Bölgemizde çok ciddi bir ekonomik kriz yaşıyoruz. İşsizlik artıyor, esnafın durumu gün günden ağırlaşıyor, işyerleri kapanıyor, çiftçi kötü günler geçiriyor. Ama herşeyden önemlisi geleceğe dair umut ışığı henüz görünmüyor. Böyle bir ortamda bile, ekonomik krize çare olabilecek, bölgeye bir canlılık verebilecek ilişkilere sırt çevirmek niye?

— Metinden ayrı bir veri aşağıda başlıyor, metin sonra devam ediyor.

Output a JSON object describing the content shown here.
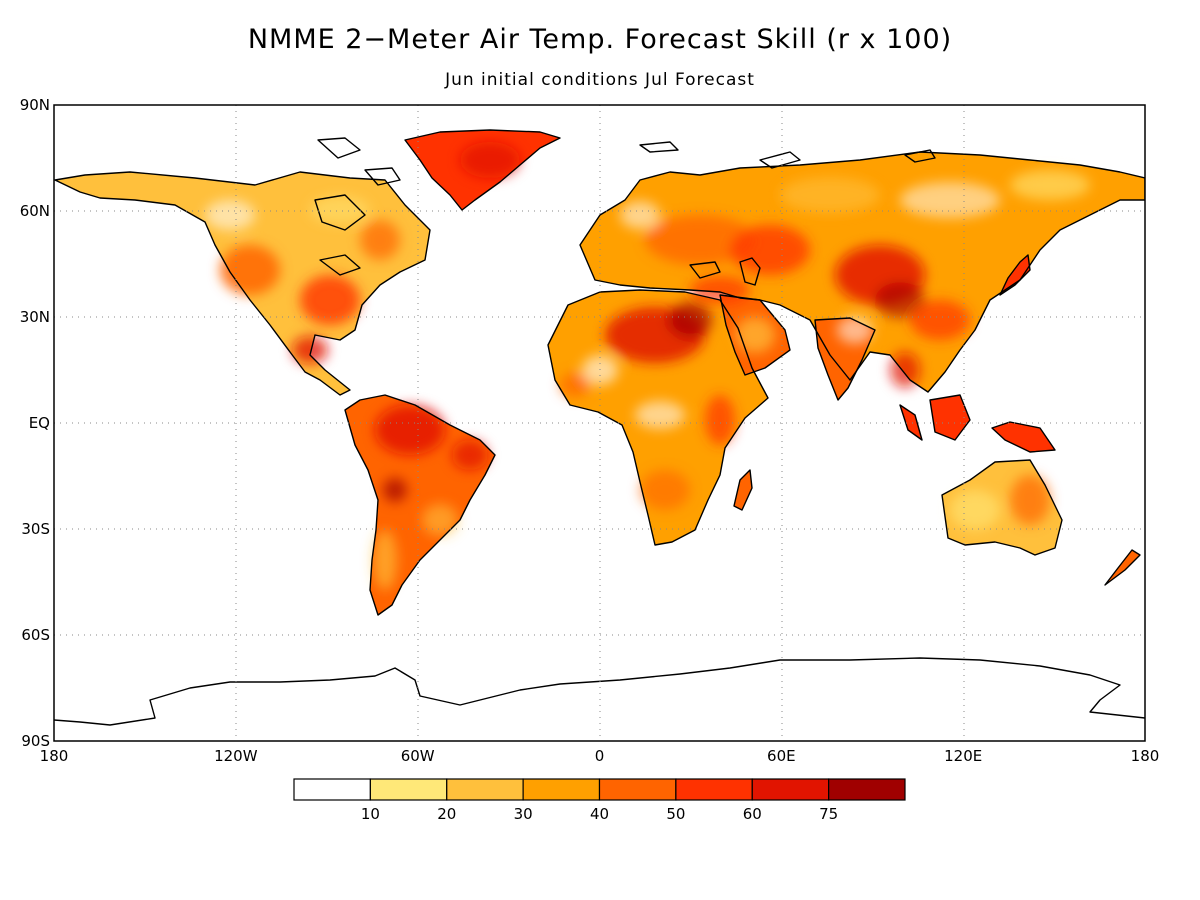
{
  "title": "NMME 2−Meter Air Temp. Forecast Skill (r x 100)",
  "subtitle": "Jun initial conditions   Jul Forecast",
  "axes": {
    "lat_labels": [
      {
        "lat": 90,
        "text": "90N"
      },
      {
        "lat": 60,
        "text": "60N"
      },
      {
        "lat": 30,
        "text": "30N"
      },
      {
        "lat": 0,
        "text": "EQ"
      },
      {
        "lat": -30,
        "text": "30S"
      },
      {
        "lat": -60,
        "text": "60S"
      },
      {
        "lat": -90,
        "text": "90S"
      }
    ],
    "lon_labels": [
      {
        "lon": -180,
        "text": "180"
      },
      {
        "lon": -120,
        "text": "120W"
      },
      {
        "lon": -60,
        "text": "60W"
      },
      {
        "lon": 0,
        "text": "0"
      },
      {
        "lon": 60,
        "text": "60E"
      },
      {
        "lon": 120,
        "text": "120E"
      },
      {
        "lon": 180,
        "text": "180"
      }
    ],
    "grid": "dotted"
  },
  "colorbar": {
    "colors": [
      "#ffffff",
      "#ffe878",
      "#ffc03c",
      "#ffa000",
      "#ff6400",
      "#ff3200",
      "#e11400",
      "#a00000"
    ],
    "labels": [
      "10",
      "20",
      "30",
      "40",
      "50",
      "60",
      "75"
    ]
  }
}
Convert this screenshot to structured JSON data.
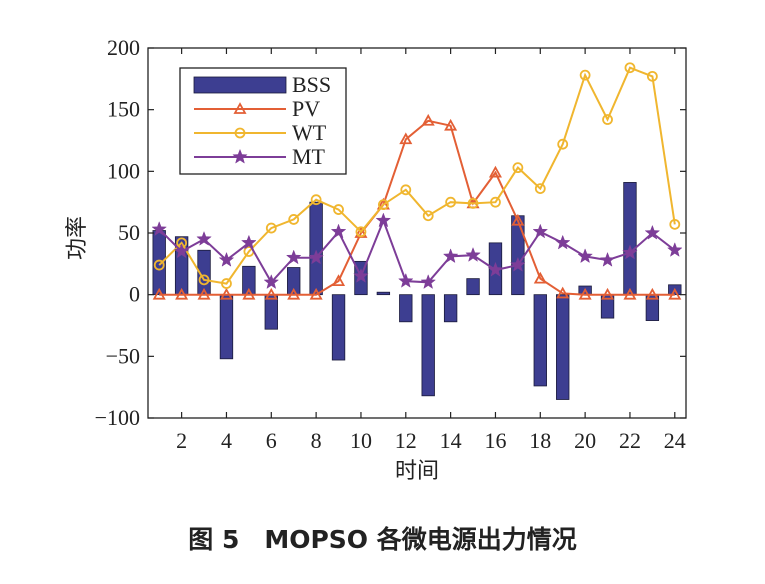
{
  "figure": {
    "caption": "图 5　MOPSO 各微电源出力情况"
  },
  "chart_data": {
    "type": "bar",
    "xlabel": "时间",
    "ylabel": "功率",
    "xlim": [
      0.5,
      24.5
    ],
    "ylim": [
      -100,
      200
    ],
    "x_ticks": [
      2,
      4,
      6,
      8,
      10,
      12,
      14,
      16,
      18,
      20,
      22,
      24
    ],
    "y_ticks": [
      -100,
      -50,
      0,
      50,
      100,
      150,
      200
    ],
    "grid": false,
    "legend_position": "top-left",
    "x": [
      1,
      2,
      3,
      4,
      5,
      6,
      7,
      8,
      9,
      10,
      11,
      12,
      13,
      14,
      15,
      16,
      17,
      18,
      19,
      20,
      21,
      22,
      23,
      24
    ],
    "series": [
      {
        "name": "BSS",
        "kind": "bar",
        "color": "#3d3e91",
        "values": [
          52,
          47,
          36,
          -52,
          23,
          -28,
          22,
          75,
          -53,
          27,
          2,
          -22,
          -82,
          -22,
          13,
          42,
          64,
          -74,
          -85,
          7,
          -19,
          91,
          -21,
          8
        ]
      },
      {
        "name": "PV",
        "kind": "line",
        "marker": "triangle",
        "color": "#e35f35",
        "values": [
          0,
          0,
          0,
          0,
          0,
          0,
          0,
          0,
          11,
          50,
          73,
          126,
          141,
          137,
          74,
          99,
          60,
          13,
          1,
          0,
          0,
          0,
          0,
          0
        ]
      },
      {
        "name": "WT",
        "kind": "line",
        "marker": "circle",
        "color": "#f0b62f",
        "values": [
          24,
          42,
          12,
          9,
          35,
          54,
          61,
          77,
          69,
          51,
          73,
          85,
          64,
          75,
          74,
          75,
          103,
          86,
          122,
          178,
          142,
          184,
          177,
          57
        ]
      },
      {
        "name": "MT",
        "kind": "line",
        "marker": "star",
        "color": "#7d3d98",
        "values": [
          53,
          35,
          45,
          28,
          42,
          10,
          30,
          30,
          51,
          15,
          60,
          11,
          10,
          31,
          32,
          20,
          24,
          51,
          42,
          31,
          28,
          34,
          50,
          36
        ]
      }
    ]
  }
}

Bunun tek bir sebebi olabilir. O da yıllarca beslenen (ve beslemeye devam edilen) Türk fobisidir. “Aman Allah’ım Türkler geliyor!” anlayışı ülkenin insanlarına (hepsine olmasa da) büyük bir korku salmıştır. Fakat şunu rahatlıkla söyleyebilirim ki, bu memlekete ve bu memleketin insanlarına yazık ediliyor. Dostluk ve işbirliği içinde yaşayarak, geçmiş acıları ve yanlışları biraz olsun aşarak mantık çerçevesinde hareket etmek varken, korkulara, şüphelere ve felaket tellallığına “yatırım” yapılıyor. Bu herşeyden önce “gericilik” değilse bile “vizyon eksikliği”dir.
*****
Bulgaristan Türklerinin bir süredir yaşadığı Başmüftülük meselesinde “mutlu son”a ulaşıldığı görülüyor. Umut edelim de bir aksilik yaşanmasın. Bizde ise mevcut sorunaların çözümü bir yana, yenileri ekleniyor. Örneğin “okul birleştirmeleri” veya çok yakın gelecekte önümüzde bulacağımız “SÖPA’nın yerini alacak okul” gibi. Öyle anlaşılıyor ki bu iki konuda da önümüzdeki dönemde gelişmeler olacak.